← Back to context

Comment by kaba0

2 years ago

Parallelism. There might be actions that are not order-independent, and the state of the CPU might result in slightly different binaries, but all are correct.

Why does this matter though? Why does order of compilation result in a different binary?

  • Just some random, made up example: say you want to compile an OOP PL that has interfaces and implementations of that. You discover reachable implementations through static analysis, which is multi-threaded. You might discover implementations A,B,C in any order — but they will get their methods placed in the jump table based on this order. This will trivially result in semantically equivalent, but not binary-equivalent executables.

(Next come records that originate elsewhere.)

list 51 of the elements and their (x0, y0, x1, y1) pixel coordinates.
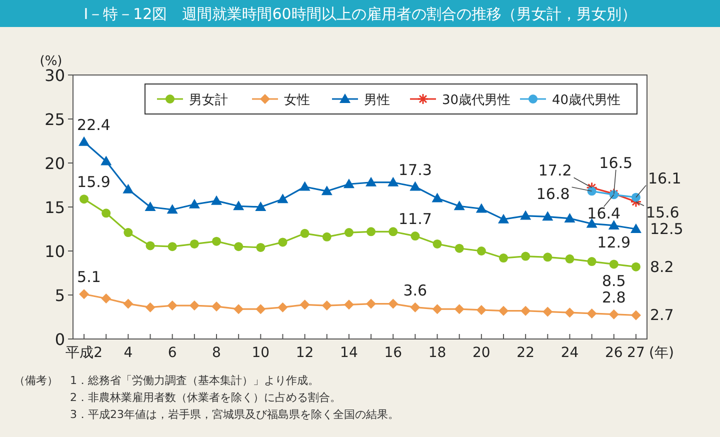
x-tick-label: 18 (428, 345, 446, 361)
data-label: 17.2 (538, 162, 572, 180)
y-tick-label: 25 (44, 110, 65, 129)
x-tick-label: 8 (212, 345, 221, 361)
x-tick-label: 10 (252, 345, 270, 361)
y-tick-label: 30 (44, 66, 65, 85)
y-axis-title: (%) (40, 54, 62, 69)
data-label: 17.3 (398, 160, 432, 179)
data-label: 8.2 (650, 258, 674, 276)
legend-label: 男性 (364, 93, 390, 108)
legend-label: 40歳代男性 (552, 93, 621, 108)
data-label: 12.5 (650, 220, 684, 238)
data-label: 16.1 (648, 169, 682, 188)
x-tick-label: 14 (340, 345, 358, 361)
y-tick-label: 20 (44, 154, 65, 173)
data-label: 16.4 (587, 204, 621, 223)
x-tick-label: 16 (384, 345, 402, 361)
data-label: 2.7 (650, 306, 674, 324)
legend-label: 女性 (284, 93, 310, 108)
x-tick-label: 24 (560, 345, 579, 361)
x-tick-label: 平成2 (66, 345, 102, 361)
text: （備考） (14, 374, 58, 387)
x-tick-label: 12 (296, 345, 314, 361)
text: 3．平成23年値は，岩手県，宮城県及び福島県を除く全国の結果。 (70, 408, 399, 421)
x-tick-label: 6 (168, 345, 177, 361)
text: 1．総務省「労働力調査（基本集計）」より作成。 (70, 374, 319, 387)
data-label: 16.8 (536, 185, 570, 204)
data-label: 12.9 (597, 233, 631, 252)
data-label: 11.7 (398, 210, 432, 228)
x-tick-label: 20 (472, 345, 490, 361)
x-tick-label: 27 (627, 345, 645, 361)
x-axis-title: (年) (649, 345, 674, 361)
x-tick-label: 22 (516, 345, 534, 361)
data-label: 8.5 (602, 272, 626, 290)
data-label: 15.6 (646, 204, 680, 222)
legend-label: 30歳代男性 (442, 93, 511, 108)
data-label: 3.6 (403, 281, 428, 300)
y-tick-label: 15 (44, 198, 65, 217)
y-tick-label: 0 (54, 330, 65, 349)
data-label: 2.8 (602, 288, 626, 306)
chart-title: Ⅰ－特－12図 週間就業時間60時間以上の雇用者の割合の推移（男女計，男女別） (84, 5, 636, 23)
x-tick-label: 4 (124, 345, 133, 361)
data-label: 5.1 (77, 268, 101, 286)
y-tick-label: 5 (54, 286, 65, 305)
data-label: 16.5 (599, 154, 633, 172)
data-label: 22.4 (77, 116, 110, 134)
data-label: 15.9 (77, 173, 110, 192)
x-tick-label: 26 (604, 345, 623, 361)
text: 2．非農林業雇用者数（休業者を除く）に占める割合。 (70, 391, 341, 404)
legend-label: 男女計 (189, 93, 228, 108)
y-tick-label: 10 (44, 242, 65, 261)
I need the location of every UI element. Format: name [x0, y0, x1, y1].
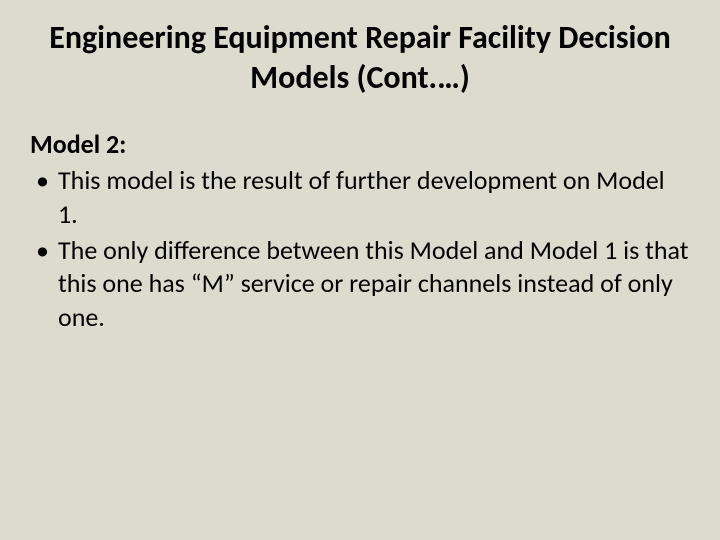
bullet-list: This model is the result of further deve…: [30, 164, 690, 335]
list-item: The only difference between this Model a…: [30, 234, 690, 335]
list-item: This model is the result of further deve…: [30, 164, 690, 232]
slide-subtitle: Model 2:: [30, 128, 690, 160]
slide-title: Engineering Equipment Repair Facility De…: [30, 18, 690, 98]
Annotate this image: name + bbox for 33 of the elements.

    Of course there would have been better designs for this toy example, but binary reproducibility is/was usually not of the highest priority historically in most compiler infrastructures, and in some cases it might be a relatively big performance regression to fix, or simply just a too big refactor.

  • Because order of completion of the parallel tasks is not guaranteed, if all tasks write to the same file you might get a different result each time.

> There might be actions that are not order-independent, and the state of the CPU might result in slightly different binaries, but all are correct.

Well no: that's really the thing reproducible packages are showing: there's only one correct binary.

And it's the one that's 100% reproducible.

I'd even say that that's the whole point: there's only one correct binary.

I'll die on the hill that if different binaries are "all correct", then none are: for me they're all useless if they're not reproducible.

And it looks like people working on entire .iso being fully bit-for-bit reproducible are willing to die on that hill too.

  • "Correct" does not mean "reproducible" just because you think lowly of irreproducible builds.

    A binary consisting of foo.o and bar.o is correct whether foo.o was linked before bar.o or vice versa, provided that both foo.o and bar.o were compiled correctly.

  • See my reply to the sibling post — binary reproducibility is not the end goal. It is an important property, and I do agree that most compiler toolchains should strive for that, but e.g. it might not be a priority for, say, a JIT compiler.